On 3/17/2014 5:23 PM, Bridgit Pollpeter wrote:
> This is a piece I wrote for the Live Well blog a few years ago, but I've
> continued to revise and edit it. Still working on something fresh, but
> will share this while I continue toiling on new material.
>
>
> The view from the window leaves a captured image in my memory. Bronzed
> foliage contrast with periwinkle sky. Clouds dot the horizon like
> unpainted spots of canvas. The trees and sky are all I remember though I
> know the window also contains a side view of our neighbor's house, the
> green swing set, holding years of memories, and the emerald, gold and
> russet patchwork quilting Nebraska autumn lawns.
>
> This picture of autumn serenity is marred as the sky crashes down on top
> of me.
>
> Panic twist about my awareness like a spiderweb. My breathing is short
> and ragged, catching in my chest, held back by some invisible force. I
> feel the twitching seizure begin, clawing at my body.
>
> A pulsing erupts in my belly like a punch delivered from inside.
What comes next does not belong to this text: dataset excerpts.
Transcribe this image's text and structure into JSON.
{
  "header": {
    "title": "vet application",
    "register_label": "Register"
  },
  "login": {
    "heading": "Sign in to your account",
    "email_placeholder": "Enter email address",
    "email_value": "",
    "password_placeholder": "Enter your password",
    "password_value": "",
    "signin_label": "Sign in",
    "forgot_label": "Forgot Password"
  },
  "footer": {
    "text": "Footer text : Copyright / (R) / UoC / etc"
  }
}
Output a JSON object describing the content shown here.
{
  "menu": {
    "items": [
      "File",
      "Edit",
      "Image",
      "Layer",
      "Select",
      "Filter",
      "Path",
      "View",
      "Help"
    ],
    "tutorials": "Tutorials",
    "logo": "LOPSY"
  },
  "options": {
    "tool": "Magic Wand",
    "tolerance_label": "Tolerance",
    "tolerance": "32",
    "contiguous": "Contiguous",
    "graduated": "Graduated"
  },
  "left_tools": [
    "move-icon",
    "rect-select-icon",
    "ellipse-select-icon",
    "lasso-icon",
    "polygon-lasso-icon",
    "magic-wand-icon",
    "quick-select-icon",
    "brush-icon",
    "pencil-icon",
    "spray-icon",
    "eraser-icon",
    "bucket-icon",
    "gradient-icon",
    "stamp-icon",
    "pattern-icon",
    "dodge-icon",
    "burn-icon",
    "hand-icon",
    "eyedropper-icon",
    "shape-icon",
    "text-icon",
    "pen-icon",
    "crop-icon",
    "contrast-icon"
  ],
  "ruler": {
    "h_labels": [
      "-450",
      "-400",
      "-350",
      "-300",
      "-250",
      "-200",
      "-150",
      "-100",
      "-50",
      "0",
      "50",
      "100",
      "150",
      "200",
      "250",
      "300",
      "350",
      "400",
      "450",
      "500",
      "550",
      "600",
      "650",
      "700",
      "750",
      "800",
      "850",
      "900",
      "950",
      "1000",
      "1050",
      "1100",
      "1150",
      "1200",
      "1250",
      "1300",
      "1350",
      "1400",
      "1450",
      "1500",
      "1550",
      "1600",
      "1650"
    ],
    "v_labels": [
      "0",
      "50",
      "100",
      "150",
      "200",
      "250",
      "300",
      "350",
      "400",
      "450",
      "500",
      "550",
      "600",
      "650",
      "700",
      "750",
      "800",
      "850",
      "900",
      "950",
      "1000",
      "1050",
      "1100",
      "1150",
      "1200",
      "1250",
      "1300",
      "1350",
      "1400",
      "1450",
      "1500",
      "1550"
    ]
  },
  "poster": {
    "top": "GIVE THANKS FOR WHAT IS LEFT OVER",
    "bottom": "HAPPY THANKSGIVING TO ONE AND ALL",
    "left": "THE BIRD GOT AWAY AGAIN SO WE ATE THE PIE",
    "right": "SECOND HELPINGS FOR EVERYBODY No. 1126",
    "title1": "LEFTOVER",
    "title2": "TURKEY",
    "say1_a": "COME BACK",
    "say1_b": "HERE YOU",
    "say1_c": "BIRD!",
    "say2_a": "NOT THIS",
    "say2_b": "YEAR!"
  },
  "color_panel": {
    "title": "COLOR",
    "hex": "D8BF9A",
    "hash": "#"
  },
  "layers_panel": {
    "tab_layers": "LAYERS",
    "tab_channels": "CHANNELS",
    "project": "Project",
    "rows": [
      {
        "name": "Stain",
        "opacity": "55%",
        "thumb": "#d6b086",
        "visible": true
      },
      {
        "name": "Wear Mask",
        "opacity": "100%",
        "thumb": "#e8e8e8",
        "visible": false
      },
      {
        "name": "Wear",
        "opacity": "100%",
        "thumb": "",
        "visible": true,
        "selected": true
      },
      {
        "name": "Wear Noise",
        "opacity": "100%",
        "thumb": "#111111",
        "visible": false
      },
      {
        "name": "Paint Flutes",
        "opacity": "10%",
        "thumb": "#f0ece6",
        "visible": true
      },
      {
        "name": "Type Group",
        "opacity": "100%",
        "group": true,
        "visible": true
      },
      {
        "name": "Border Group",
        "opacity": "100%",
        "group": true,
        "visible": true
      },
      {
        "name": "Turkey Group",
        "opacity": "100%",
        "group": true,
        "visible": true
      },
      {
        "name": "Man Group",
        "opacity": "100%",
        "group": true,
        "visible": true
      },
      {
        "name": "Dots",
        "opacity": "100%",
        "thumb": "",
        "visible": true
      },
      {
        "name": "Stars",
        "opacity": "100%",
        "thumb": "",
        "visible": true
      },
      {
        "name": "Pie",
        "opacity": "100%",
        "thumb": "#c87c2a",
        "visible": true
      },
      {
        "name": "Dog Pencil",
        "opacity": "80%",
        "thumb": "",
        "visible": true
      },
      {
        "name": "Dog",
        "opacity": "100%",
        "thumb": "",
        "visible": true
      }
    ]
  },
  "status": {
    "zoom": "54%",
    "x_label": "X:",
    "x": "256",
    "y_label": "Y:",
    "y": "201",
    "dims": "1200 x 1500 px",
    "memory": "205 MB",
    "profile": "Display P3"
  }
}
Panic
> now takes me under, leaving me terrified, knowing I have no control over
> what is happening-what is still yet to happen.
>
> I scream for my mom-I will scream her name each time for the next twenty
> years until I meet my husband. "No, no, no, no," I chant to myself, a
> supplication never answered, as I slip into a diabetic insulin reaction.
>
> I can feel a chill coursing through my veins, a chill anchoring my being
> where I stand. Sweat glides along the vertical topography of my
> nine-year-old body, and I know it's too late.
>
> My hands twitch like two goldfish too long out of water. My brain seems
> to jerk independent of my head, like a pinball ricocheting in random
> patterns. Tears join the rivers of cold sweat as my slim limbs jerkily
> collide with the floor. My trained dancer's body does not understand the
> combinations of twitching controlling my arms and legs and torso.
>
> "Mommy!"  This is all I say before screaming erases the defined edges
> between articulation and wild animal sounds.
>
> The world around me is a quiet whisper as my consciousness is ripped in
> two. Like an angel guarding its charge, I look down, watching the scene
> unfold.
>
> My mom cradles me in her lap as I struggle to reconcile the images in
> front of me. I still see the autumn sky in its blue brilliance, but a
> proscenium stage is now stamped in the forefront.
>
> An audience of one endures the nightmare performance repeating
> incessantly before me. Screams punctuate each scene, and my fists and
> feet curl into balls. Aware of reality and fiction, I have no control.
>
> Years later, I'll learn people have similar experiences while on
> hallucigenic drugs-I'll wonder why anyone willingly puts themselves
> through this.
>
> "Brooky, get the sugar jar then get Daddy- he's outside in the garage."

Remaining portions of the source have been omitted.